Herkes birbirine bakmaya başladı. Muhtemelen eksiği arıyorlardı. Grace atıldı:
-Jhon, sanırsam Sophia yok.
-Çadırına bir göz atmaya ne dersin?
Grace yavaşça doğruldu ve Sophia'nın çadırına doğru yürümeye başladı. Patrick:
-Hey Jhon, adamım yemek nerede ha?
-Patrick, biraz sabret. Biliyorsun bugün balık tutacağız.
-Bilmiyordum, ne zaman gideceğiz?
Jhon bu soruyu duymazlıktan geldi.
Patrick abartılı bir somurtma taktı yüzüne.
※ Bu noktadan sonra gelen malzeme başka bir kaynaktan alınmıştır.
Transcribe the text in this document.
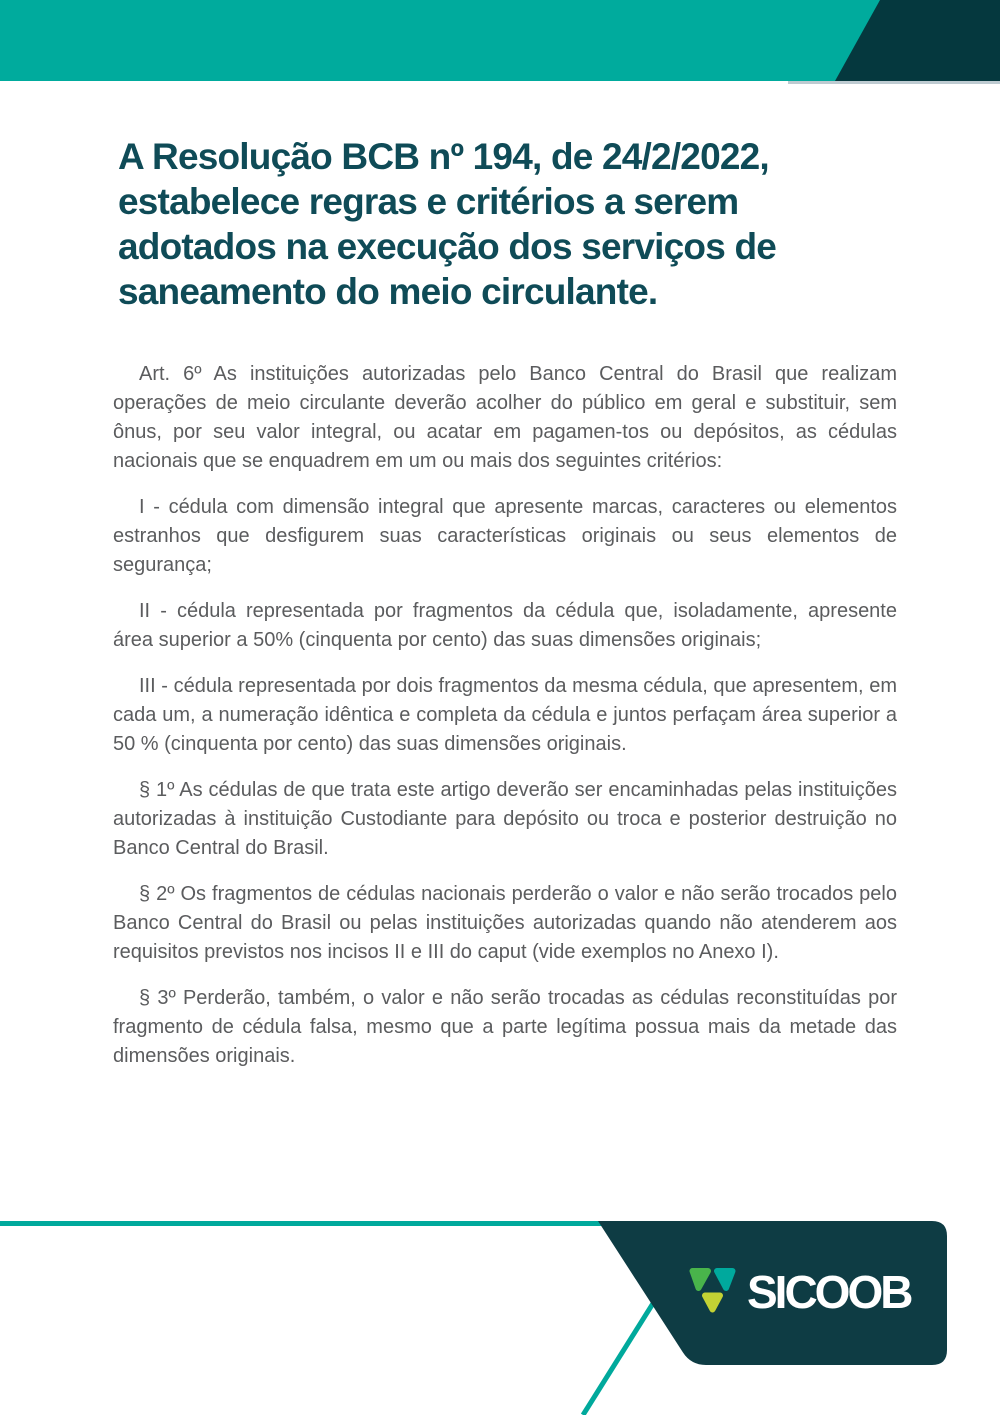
A Resolução BCB nº 194, de 24/2/2022,
estabelece regras e critérios a serem
adotados na execução dos serviços de
saneamento do meio circulante.

Art. 6º As instituições autorizadas pelo Banco Central do Brasil que realizam operações de meio circulante deverão acolher do público em geral e substituir, sem ônus, por seu valor integral, ou acatar em pagamen-tos ou depósitos, as cédulas nacionais que se enquadrem em um ou mais dos seguintes critérios:

I - cédula com dimensão integral que apresente marcas, caracteres ou elementos estranhos que desfigurem suas características originais ou seus elementos de segurança;

II - cédula representada por fragmentos da cédula que, isoladamente, apresente área superior a 50% (cinquenta por cento) das suas dimensões originais;

III - cédula representada por dois fragmentos da mesma cédula, que apresentem, em cada um, a numeração idêntica e completa da cédula e juntos perfaçam área superior a 50 % (cinquenta por cento) das suas dimensões originais.

§ 1º As cédulas de que trata este artigo deverão ser encaminhadas pelas instituições autorizadas à instituição Custodiante para depósito ou troca e posterior destruição no Banco Central do Brasil.

§ 2º Os fragmentos de cédulas nacionais perderão o valor e não serão trocados pelo Banco Central do Brasil ou pelas instituições autorizadas quando não atenderem aos requisitos previstos nos incisos II e III do caput (vide exemplos no Anexo I).

§ 3º Perderão, também, o valor e não serão trocadas as cédulas reconstituídas por fragmento de cédula falsa, mesmo que a parte legítima possua mais da metade das dimensões originais.

SICOOB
O sırada Sophia'nın çadırından acı bir ses geldi:
-Hey çocuklar, Sophia'ya bir şeyler olmuş!
Jhon ayaklanan herkesi oturttu ve koşarak çadıra geldi. Grace:
-Jhon, uyanmıyor, hareket etmiyor!
-Grace ne var bunda, belli ki hala uyuyor!
-Adamım, Sophia nefes almıyor! Ölmüş!
-Saçmalama, çekil kenara.
Jhon Sophia'nın nabzını kontrol etti. Gerçekten de atmıyordu. Grace'ye döndü:
-Sophia uyuyor.
-Hadi ama Jhon, nabzını kon..!
-Şşhh. Uyuyor işte, rahat bırak da uyusun!
-Bunu yapamazsın.
-Bal gibi de yaparım, eğer ağzından bir şeyler kaçıracak olursan durumun vahim.
-Hey Jhon, hadi ama sakin ol biraz. Benden laf çıkmaz.
Jhon Grace'nin gözlerine derin derin baktı ve kolundan tutup dışarı çıkardı. Diğerlerine bağırdı:
-Sophia biraz hastalanmış. Muhtemelen kamp boyu çadırında kalacak. Açıkçası onun yerinde olmak istemezdim.
Lily'nin eline dayadığı kafası doğruldu. Ardından gözlerini devirdi. O sırada Jhon Lily'ye odaklanmıştı. Dünkü tartışmadan sonra Sophia'nın muhtemel katillerinden biri olabilirdi. Lily Jhon'un kendisine baktığını fark etti ve yine doğruldu. Bu sessiz bakışmayı Louis bozdu; ağzına dayadığı koca şarabı indirdi:
-Ah hadi ama, ne zaman şarap içeceğiz dostum?
Henry:
-Elinde koca bir şarap şişesi varken bunu söylemek zordur sanırım.
Louis bu sözlere aldırmadan şişeyi tekrar dikti. Patrick adeta yalvarıyordu:
-Jhon, hadi ama dostum. Açım diyorum. Geberip gideceğim!
Jhon derin düşüncelerinden uyanmıştı:
-Haklısın, hadi; erkekler beni takip etsin!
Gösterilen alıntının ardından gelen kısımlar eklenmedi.